I feel so sickeningly cliched, so predictable in my cyclical moods, and shockingly unsatisfied with my life. (I practice yoga regularly, I keep a diary, I email my stepfather. I even have a job I do not hate. What does this add up to: not enough.) The only thing I never counted on was my newfound capacity for anger. I did not think I had it in me. I get pissed off at the Foo dogs for not holding up my books.
That saying “you can’t love anyone else until you learn to love yourself” is just echoing in my head.
I was walking to Jennifer’s to return her roommate’s CD that I borrowed four months ago and never listened to but managed to scrape up horribly.
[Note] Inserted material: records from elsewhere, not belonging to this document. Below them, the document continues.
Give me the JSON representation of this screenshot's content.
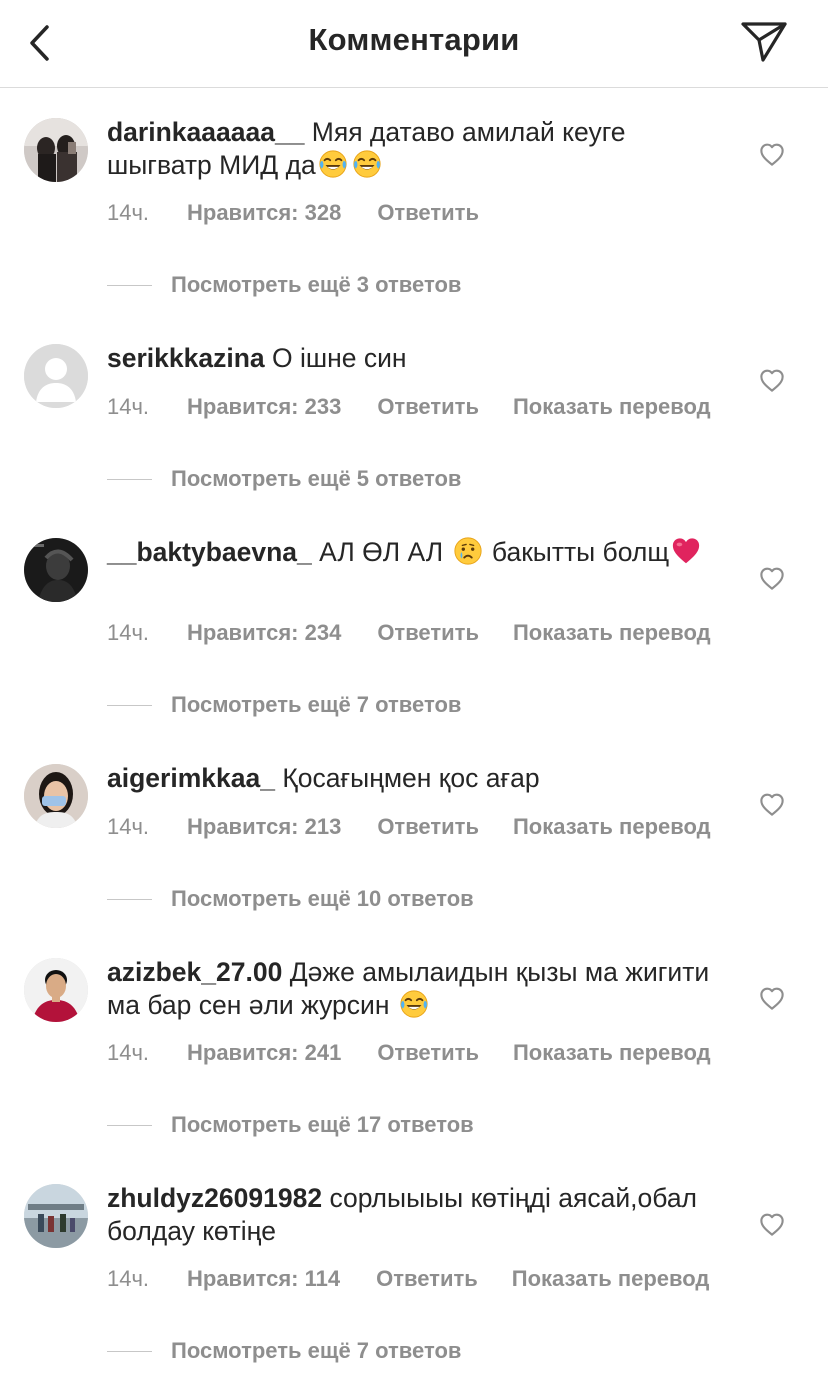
{
  "header": {
    "title": "Комментарии",
    "back_icon": "chevron-left-icon",
    "share_icon": "paper-plane-icon"
  },
  "comments": [
    {
      "username": "darinkaaaaaa__",
      "text": " Мяя датаво  амилай кеуге шыгватр МИД да",
      "emoji_after": [
        "face-with-tears-of-joy",
        "face-with-tears-of-joy"
      ],
      "time": "14ч.",
      "likes": "Нравится: 328",
      "reply": "Ответить",
      "translate": "",
      "view_more": "Посмотреть ещё 3 ответов"
    },
    {
      "username": "serikkkazina",
      "text": " О ішне син",
      "emoji_after": [],
      "time": "14ч.",
      "likes": "Нравится: 233",
      "reply": "Ответить",
      "translate": "Показать перевод",
      "view_more": "Посмотреть ещё 5 ответов"
    },
    {
      "username": "__baktybaevna_",
      "text_a": " АЛ ӨЛ АЛ ",
      "text_b": " бакытты болщ",
      "emoji_mid": "crying-face",
      "emoji_after": [
        "red-heart"
      ],
      "time": "14ч.",
      "likes": "Нравится: 234",
      "reply": "Ответить",
      "translate": "Показать перевод",
      "view_more": "Посмотреть ещё 7 ответов"
    },
    {
      "username": "aigerimkkaa_",
      "text": " Қосағыңмен қос ағар",
      "emoji_after": [],
      "time": "14ч.",
      "likes": "Нравится: 213",
      "reply": "Ответить",
      "translate": "Показать перевод",
      "view_more": "Посмотреть ещё 10 ответов"
    },
    {
      "username": "azizbek_27.00",
      "text": " Дәже амылаидын қызы ма жигити ма бар сен әли журсин ",
      "emoji_after": [
        "face-with-tears-of-joy"
      ],
      "time": "14ч.",
      "likes": "Нравится: 241",
      "reply": "Ответить",
      "translate": "Показать перевод",
      "view_more": "Посмотреть ещё 17 ответов"
    },
    {
      "username": "zhuldyz26091982",
      "text": " сорлыыыы  көтіңді аясай,обал болдау көтіңе",
      "emoji_after": [],
      "time": "14ч.",
      "likes": "Нравится: 114",
      "reply": "Ответить",
      "translate": "Показать перевод",
      "view_more": "Посмотреть ещё 7 ответов"
    }
  ],
  "colors": {
    "text": "#262626",
    "secondary": "#8e8e8e",
    "divider": "#dbdbdb",
    "heart_emoji": "#e0245e"
  }
}
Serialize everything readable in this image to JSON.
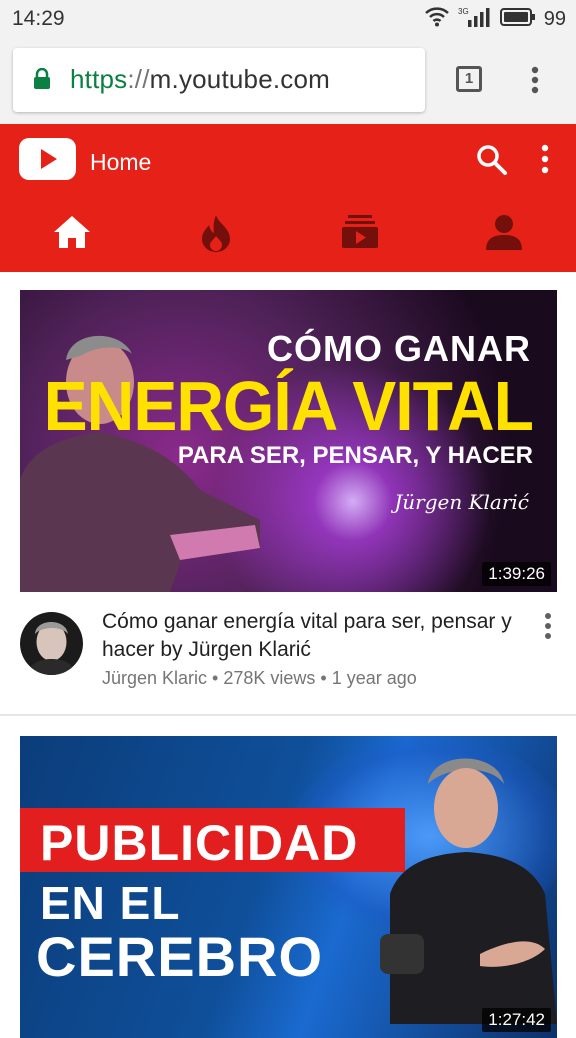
{
  "status_bar": {
    "time": "14:29",
    "network": "3G",
    "battery": "99"
  },
  "browser": {
    "url_scheme": "https",
    "url_separator": "://",
    "url_host": "m.youtube.com",
    "tab_count": "1"
  },
  "header": {
    "title": "Home",
    "accent_color": "#e62117",
    "nav_tabs": [
      {
        "name": "home",
        "icon": "home-icon"
      },
      {
        "name": "trending",
        "icon": "flame-icon"
      },
      {
        "name": "subscriptions",
        "icon": "subscriptions-icon"
      },
      {
        "name": "account",
        "icon": "person-icon"
      }
    ]
  },
  "videos": [
    {
      "thumb_line1": "CÓMO GANAR",
      "thumb_line2": "ENERGÍA VITAL",
      "thumb_line3": "PARA SER, PENSAR, Y HACER",
      "thumb_signature": "Jürgen Klarić",
      "duration": "1:39:26",
      "title": "Cómo ganar energía vital para ser, pensar y hacer by Jürgen Klarić",
      "subtitle": "Jürgen Klaric • 278K views • 1 year ago"
    },
    {
      "thumb_line1": "PUBLICIDAD",
      "thumb_line2": "EN EL",
      "thumb_line3": "CEREBRO",
      "duration": "1:27:42"
    }
  ]
}
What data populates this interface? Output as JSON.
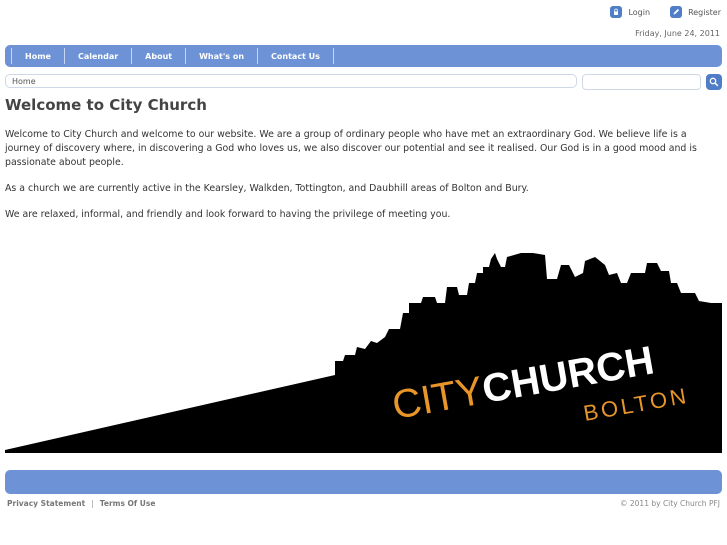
{
  "header": {
    "login_label": "Login",
    "register_label": "Register",
    "date": "Friday, June 24, 2011"
  },
  "nav": {
    "items": [
      {
        "label": "Home"
      },
      {
        "label": "Calendar"
      },
      {
        "label": "About"
      },
      {
        "label": "What's on"
      },
      {
        "label": "Contact Us"
      }
    ]
  },
  "breadcrumb": {
    "current": "Home"
  },
  "search": {
    "placeholder": ""
  },
  "main": {
    "title": "Welcome to City Church",
    "paragraphs": [
      "Welcome to City Church and welcome to our website. We are a group of ordinary people who have met an extraordinary God.  We believe life is a journey of discovery where, in discovering a God who loves us, we also discover our potential and see it realised. Our God is in a good mood and is passionate about people.",
      "As a church we are currently active in the Kearsley, Walkden, Tottington, and Daubhill areas of Bolton and Bury.",
      "We are relaxed, informal, and friendly and look forward to having the privilege of meeting you."
    ]
  },
  "banner": {
    "logo_city": "CITY",
    "logo_church": "CHURCH",
    "logo_bolton": "BOLTON",
    "colors": {
      "orange": "#e8962a",
      "white": "#ffffff",
      "black": "#000000"
    }
  },
  "footer": {
    "privacy_label": "Privacy Statement",
    "separator": "|",
    "terms_label": "Terms Of Use",
    "copyright": "© 2011 by City Church PFJ"
  },
  "icons": [
    "login-icon",
    "register-icon",
    "search-icon"
  ]
}
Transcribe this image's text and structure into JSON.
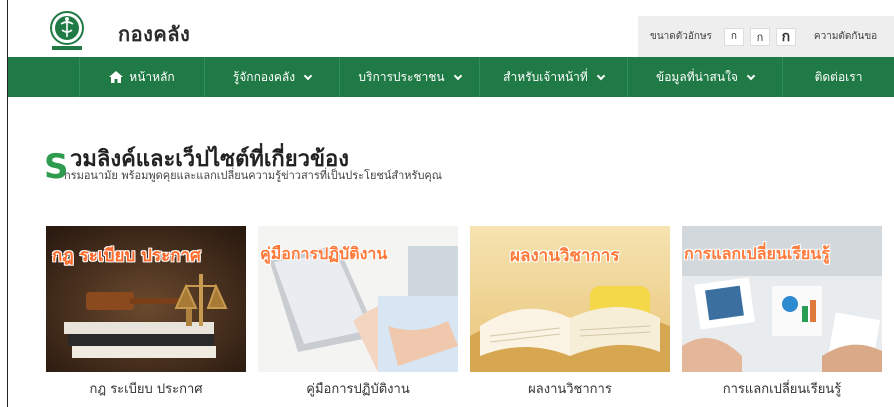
{
  "header": {
    "site_title": "กองคลัง",
    "font_size_label": "ขนาดตัวอักษร",
    "font_small": "ก",
    "font_medium": "ก",
    "font_large": "ก",
    "contrast_label": "ความตัดกันขอ"
  },
  "nav": {
    "items": [
      {
        "label": "หน้าหลัก",
        "icon": "home-icon"
      },
      {
        "label": "รู้จักกองคลัง",
        "icon": "chevron-down-icon"
      },
      {
        "label": "บริการประชาชน",
        "icon": "chevron-down-icon"
      },
      {
        "label": "สำหรับเจ้าหน้าที่",
        "icon": "chevron-down-icon"
      },
      {
        "label": "ข้อมูลที่น่าสนใจ",
        "icon": "chevron-down-icon"
      },
      {
        "label": "ติดต่อเรา"
      }
    ]
  },
  "section": {
    "big_letter": "S",
    "title": "วมลิงค์และเว็ปไซต์ที่เกี่ยวข้อง",
    "subtitle": "กรมอนามัย พร้อมพูดคุยและแลกเปลี่ยนความรู้ข่าวสารที่เป็นประโยชน์สำหรับคุณ"
  },
  "cards": [
    {
      "overlay": "กฎ ระเบียบ ประกาศ",
      "label": "กฎ ระเบียบ ประกาศ"
    },
    {
      "overlay": "คู่มือการปฏิบัติงาน",
      "label": "คู่มือการปฏิบัติงาน"
    },
    {
      "overlay": "ผลงานวิชาการ",
      "label": "ผลงานวิชาการ"
    },
    {
      "overlay": "การแลกเปลี่ยนเรียนรู้",
      "label": "การแลกเปลี่ยนเรียนรู้"
    }
  ],
  "colors": {
    "nav_bg": "#1f7a45",
    "accent_green": "#2e9b4f",
    "overlay_orange": "#ff7a3a"
  }
}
I was walking to the bookstore to see if there was anyone there who could give me my last two paychecks, because I quit unexpectedly in the middle of rush by sending my manager an email saying I wasn’t coming back and I thought they would mail me my money but they didn’t (there’s wasn’t anyone). I was walking to Safeway to get the most chocolate-saturated ice cream I could find. I was almost home when I noticed my scarf was gone. My grandmother’s cashmere scarf, the only heirloom type thing I had managed not to lose yet. It must have flown off in the wind; it was windy, afterall. I looked behind me, down the road. It was nowhere. It could be anywhere. It was name-brand; someone would’ve picked it up. I came home and laid on the bed and was sad. I cleaned my room and was nonresponsive.
I wish I had a camera so I could just take pictures of myself in my underwear and not have to expend so much energy trying to express myself in an artistic manner.